How do the schools feel about the issue? Should I be skeptical of what the schools say?
The NCAA’s doomsday scenario has always been that college athletes become employees, forcing the schools to share revenue with the players that has traditionally gone toward coaches and administrator salaries and new facilities.
The schools, the Pac-12 and NCAA are expected to refute the NLRB general counsel’s position, arguing that referring to USC athletes as employees would cause conflicts complying with Title IX, immigration laws, IRS policy and state workers compensation laws. They have also called it a potential 1st Amendment violation, forcing them to endorse a new label for athletes they do not agree with.
The groups are asking Congress to save them with a law that specifies athletes are not employees.
During a recent U.S. Senate hearing on the future of college sports, Huma was a panelist and was frustrated at the way he heard the issue being painted — but not surprised.
“There was a pointed effort to cast employee status as bad for college athletes,” Huma said. “It wasn't an accurate description of the realities that are before us.”
For one, Huma said, speakers at the hearing were talking about Division II and Division III athletes or nonrevenue sport Division I athletes also being classified as employees and forcing the cancellation of programs at all levels due to the expense. But the NLRB case only focuses on USC football and men’s and women’s basketball.
“They say, we talk to a lot of college athletes, they don’t want to be employees,” Huma said. “Well, what are you telling them? It was the same thing with NIL, that it would lead to sports being cut, that once boosters start paying the players, we won’t have enough money for the other sports. To date, after two years of NIL, I haven’t heard of any schools cutting sports due to diversion of NIL funds.”
At one point in the hearing, Sen. Ted Cruz (R-Texas) expressed shock at the idea of college athletes being fired.
Read more: USC could make a run in Pac-12 with talented backcourt
“Our position is that players can already be fired and are,” Huma said. “Look at Deion Sanders at Colorado. Deion announced it prominently in the press that he was going to run [players] off. A.K.A., he was going to fire them. There’s no wrongful termination, no protection in that process.”

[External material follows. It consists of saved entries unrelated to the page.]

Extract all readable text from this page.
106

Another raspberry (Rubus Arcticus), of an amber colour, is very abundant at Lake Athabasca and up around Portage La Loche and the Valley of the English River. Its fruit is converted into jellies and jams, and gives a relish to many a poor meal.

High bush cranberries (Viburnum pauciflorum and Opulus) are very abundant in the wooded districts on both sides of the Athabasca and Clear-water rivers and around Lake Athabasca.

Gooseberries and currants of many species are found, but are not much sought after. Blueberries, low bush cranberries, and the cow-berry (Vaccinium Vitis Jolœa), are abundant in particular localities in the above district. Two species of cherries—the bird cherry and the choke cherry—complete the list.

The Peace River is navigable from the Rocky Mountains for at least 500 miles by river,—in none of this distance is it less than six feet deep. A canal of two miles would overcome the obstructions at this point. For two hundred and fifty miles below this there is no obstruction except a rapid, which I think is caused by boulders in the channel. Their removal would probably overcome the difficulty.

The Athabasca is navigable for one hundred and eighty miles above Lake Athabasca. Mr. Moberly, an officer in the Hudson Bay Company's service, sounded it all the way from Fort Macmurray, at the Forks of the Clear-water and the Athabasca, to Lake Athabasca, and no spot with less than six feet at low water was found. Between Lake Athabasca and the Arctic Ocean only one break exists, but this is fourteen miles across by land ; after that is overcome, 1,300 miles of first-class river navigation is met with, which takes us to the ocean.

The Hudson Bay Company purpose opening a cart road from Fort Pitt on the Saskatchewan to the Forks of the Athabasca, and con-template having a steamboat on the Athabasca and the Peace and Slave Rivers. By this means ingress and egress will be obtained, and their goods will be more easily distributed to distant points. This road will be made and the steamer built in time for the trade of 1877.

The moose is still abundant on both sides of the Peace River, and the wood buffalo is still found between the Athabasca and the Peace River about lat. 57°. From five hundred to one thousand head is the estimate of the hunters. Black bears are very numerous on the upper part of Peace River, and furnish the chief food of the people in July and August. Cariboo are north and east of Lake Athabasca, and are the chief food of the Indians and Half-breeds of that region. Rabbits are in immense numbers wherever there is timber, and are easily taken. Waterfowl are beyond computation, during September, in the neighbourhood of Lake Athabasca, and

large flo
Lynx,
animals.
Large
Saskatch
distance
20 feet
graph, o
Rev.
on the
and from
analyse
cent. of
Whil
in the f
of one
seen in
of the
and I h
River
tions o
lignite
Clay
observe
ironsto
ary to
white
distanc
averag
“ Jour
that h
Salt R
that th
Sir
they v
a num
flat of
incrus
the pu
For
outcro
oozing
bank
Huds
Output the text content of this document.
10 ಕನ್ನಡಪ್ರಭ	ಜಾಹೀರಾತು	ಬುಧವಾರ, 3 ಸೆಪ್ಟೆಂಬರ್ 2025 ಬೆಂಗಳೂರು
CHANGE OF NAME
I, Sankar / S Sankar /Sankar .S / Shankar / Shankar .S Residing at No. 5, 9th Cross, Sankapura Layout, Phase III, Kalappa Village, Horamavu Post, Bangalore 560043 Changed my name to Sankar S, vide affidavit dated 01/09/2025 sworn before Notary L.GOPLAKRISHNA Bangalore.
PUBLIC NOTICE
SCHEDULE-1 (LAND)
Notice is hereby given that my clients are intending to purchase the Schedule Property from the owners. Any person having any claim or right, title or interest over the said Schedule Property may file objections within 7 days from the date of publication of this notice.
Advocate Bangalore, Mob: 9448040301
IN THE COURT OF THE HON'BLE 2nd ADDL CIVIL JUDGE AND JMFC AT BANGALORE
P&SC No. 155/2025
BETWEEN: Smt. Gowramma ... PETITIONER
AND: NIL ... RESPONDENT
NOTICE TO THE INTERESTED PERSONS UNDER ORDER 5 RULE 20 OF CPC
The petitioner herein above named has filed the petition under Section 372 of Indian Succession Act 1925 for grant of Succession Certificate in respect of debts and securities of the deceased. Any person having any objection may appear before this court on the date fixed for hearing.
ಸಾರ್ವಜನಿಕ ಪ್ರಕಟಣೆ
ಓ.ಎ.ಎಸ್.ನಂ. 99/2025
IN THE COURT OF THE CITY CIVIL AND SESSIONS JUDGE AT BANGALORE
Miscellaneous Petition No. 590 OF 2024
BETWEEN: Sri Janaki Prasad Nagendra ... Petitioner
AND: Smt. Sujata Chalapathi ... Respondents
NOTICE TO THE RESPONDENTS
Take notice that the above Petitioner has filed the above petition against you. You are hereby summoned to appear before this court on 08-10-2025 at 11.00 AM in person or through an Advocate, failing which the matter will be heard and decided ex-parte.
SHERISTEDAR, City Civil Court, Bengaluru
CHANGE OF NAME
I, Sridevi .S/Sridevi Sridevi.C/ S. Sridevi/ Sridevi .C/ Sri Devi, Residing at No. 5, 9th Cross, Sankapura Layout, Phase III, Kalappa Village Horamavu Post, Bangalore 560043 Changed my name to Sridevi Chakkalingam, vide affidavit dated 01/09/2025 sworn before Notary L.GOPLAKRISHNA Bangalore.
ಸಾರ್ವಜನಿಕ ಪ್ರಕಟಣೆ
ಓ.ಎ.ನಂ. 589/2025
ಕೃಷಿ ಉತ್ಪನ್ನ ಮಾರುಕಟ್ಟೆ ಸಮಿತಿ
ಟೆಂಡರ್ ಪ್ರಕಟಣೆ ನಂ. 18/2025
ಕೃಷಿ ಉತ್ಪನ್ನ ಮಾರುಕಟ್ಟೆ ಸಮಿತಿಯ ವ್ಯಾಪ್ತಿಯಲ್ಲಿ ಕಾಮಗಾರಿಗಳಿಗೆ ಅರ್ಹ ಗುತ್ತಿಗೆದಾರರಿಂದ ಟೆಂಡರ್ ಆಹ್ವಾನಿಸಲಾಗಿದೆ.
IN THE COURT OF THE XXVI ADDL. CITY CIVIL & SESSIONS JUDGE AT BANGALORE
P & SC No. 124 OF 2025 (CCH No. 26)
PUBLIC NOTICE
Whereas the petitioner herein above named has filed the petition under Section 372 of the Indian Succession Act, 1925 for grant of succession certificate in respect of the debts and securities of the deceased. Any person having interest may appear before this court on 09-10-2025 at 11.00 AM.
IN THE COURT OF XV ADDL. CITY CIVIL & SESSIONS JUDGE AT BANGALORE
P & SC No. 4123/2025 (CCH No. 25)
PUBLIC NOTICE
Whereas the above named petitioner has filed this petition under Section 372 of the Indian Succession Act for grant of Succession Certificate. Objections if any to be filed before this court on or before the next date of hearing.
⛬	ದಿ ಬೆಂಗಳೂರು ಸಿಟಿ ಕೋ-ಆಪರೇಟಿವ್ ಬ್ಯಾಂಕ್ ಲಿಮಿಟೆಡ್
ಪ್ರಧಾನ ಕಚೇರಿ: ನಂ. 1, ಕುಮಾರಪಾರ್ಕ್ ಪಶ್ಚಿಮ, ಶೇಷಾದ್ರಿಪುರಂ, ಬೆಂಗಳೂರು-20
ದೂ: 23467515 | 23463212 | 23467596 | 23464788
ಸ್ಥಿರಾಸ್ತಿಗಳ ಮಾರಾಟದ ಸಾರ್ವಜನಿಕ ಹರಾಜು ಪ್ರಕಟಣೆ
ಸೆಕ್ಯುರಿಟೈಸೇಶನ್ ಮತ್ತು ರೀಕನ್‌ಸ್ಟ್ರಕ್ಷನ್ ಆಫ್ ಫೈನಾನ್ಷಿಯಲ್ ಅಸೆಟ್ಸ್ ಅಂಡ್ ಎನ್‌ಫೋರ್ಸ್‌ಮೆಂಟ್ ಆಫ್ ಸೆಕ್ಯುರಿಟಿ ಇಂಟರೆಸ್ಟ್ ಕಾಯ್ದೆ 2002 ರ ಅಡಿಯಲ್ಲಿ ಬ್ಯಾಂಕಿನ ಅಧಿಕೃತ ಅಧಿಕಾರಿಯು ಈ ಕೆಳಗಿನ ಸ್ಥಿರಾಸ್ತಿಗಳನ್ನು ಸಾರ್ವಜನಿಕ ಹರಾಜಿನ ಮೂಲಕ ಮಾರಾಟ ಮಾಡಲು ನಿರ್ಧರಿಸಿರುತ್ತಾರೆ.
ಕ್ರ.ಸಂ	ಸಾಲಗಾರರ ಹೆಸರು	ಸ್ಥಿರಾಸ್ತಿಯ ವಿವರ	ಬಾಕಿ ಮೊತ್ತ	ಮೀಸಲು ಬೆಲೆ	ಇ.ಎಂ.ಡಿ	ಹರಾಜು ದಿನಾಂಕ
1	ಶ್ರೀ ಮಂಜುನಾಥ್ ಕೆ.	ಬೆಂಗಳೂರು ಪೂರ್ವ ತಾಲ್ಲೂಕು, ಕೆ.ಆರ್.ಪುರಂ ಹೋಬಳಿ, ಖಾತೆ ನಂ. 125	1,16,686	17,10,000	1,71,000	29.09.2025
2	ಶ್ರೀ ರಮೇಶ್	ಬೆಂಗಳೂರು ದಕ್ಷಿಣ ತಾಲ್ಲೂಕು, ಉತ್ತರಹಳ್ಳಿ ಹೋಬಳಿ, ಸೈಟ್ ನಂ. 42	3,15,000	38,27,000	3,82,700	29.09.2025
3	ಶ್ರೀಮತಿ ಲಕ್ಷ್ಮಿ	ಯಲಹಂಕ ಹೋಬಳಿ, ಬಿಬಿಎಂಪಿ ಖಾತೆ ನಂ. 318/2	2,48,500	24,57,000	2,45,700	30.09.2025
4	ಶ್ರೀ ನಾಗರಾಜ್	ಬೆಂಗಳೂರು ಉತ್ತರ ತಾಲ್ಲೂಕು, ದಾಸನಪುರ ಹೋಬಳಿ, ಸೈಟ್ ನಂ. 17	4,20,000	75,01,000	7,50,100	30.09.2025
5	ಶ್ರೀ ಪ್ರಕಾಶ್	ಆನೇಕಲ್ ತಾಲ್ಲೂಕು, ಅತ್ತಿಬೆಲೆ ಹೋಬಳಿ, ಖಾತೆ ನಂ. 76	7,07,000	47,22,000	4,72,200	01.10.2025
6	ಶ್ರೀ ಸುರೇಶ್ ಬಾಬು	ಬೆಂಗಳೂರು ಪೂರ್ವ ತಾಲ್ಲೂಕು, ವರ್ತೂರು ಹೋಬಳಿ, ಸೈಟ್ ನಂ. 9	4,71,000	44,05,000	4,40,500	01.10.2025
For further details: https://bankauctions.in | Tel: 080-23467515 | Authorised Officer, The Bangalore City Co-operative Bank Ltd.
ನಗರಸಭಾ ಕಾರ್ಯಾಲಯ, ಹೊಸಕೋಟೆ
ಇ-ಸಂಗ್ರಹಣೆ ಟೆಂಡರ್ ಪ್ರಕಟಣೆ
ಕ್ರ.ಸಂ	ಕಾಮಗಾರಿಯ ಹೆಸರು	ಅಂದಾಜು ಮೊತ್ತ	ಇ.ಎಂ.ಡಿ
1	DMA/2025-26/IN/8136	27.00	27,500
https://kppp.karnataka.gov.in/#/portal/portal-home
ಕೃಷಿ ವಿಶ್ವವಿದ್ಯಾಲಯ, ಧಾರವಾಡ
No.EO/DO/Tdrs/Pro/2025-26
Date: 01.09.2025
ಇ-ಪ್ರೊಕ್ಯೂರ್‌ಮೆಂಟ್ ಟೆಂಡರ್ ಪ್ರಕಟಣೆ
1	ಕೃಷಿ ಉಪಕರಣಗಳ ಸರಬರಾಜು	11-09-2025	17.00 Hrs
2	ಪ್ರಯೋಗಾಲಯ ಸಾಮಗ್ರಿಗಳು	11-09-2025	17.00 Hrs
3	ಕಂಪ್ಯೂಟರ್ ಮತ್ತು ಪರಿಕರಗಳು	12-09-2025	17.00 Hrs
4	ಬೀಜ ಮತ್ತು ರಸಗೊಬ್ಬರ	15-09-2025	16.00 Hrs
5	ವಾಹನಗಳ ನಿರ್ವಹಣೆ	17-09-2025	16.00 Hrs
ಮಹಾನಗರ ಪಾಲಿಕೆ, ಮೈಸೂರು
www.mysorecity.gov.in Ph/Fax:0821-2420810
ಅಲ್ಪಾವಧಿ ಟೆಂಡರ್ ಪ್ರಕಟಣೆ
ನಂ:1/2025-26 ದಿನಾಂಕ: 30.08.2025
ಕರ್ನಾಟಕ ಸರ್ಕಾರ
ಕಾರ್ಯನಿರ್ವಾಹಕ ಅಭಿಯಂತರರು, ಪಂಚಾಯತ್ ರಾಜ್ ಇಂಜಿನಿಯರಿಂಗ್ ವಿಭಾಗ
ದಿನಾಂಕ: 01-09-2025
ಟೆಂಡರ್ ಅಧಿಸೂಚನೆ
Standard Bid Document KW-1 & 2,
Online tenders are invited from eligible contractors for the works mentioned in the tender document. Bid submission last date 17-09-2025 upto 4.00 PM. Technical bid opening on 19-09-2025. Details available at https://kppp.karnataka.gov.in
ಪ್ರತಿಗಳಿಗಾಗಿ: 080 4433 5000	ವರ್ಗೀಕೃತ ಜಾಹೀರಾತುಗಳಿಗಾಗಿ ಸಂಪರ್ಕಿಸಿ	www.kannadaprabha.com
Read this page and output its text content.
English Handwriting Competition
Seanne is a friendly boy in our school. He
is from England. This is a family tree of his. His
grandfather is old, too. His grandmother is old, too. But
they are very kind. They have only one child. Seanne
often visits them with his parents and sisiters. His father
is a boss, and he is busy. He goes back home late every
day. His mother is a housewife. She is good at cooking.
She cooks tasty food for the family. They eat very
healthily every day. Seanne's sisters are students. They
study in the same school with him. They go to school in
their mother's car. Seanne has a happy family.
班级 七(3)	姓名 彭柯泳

It should be noted that the same schools and coaches that are up in arms at the transfer portal could be able to set limits on the portal through collective bargaining.
Why will this be different than when Northwestern football players tried to unionize?
Huma was also a key adviser to Northwestern football players who attempted to unionize in 2014. In that case, the regional office ruled the players to be employees, but the national office did not assert jurisdiction.
“At Northwestern we had to break new ground at that time in a more hostile public opinion environment with no precedent,” Huma said. “Between the Supreme Court, the Jennifer Abruzzo memo that came just after the decision, Congress really is the NCAA’s last hope in terms of trying to carve players out of employee status. If you treat players equally under labor law, they’re clearly employees of the schools.”
What structure will the hearings take on and when will they be completed?
This week’s hearings will focus on pretrial motions and subpoena issues. No testimony will be heard until Dec. 18-20. The hearing could last into late February if necessary.
If the regional office confirms the original charges, the case will move onto the national office.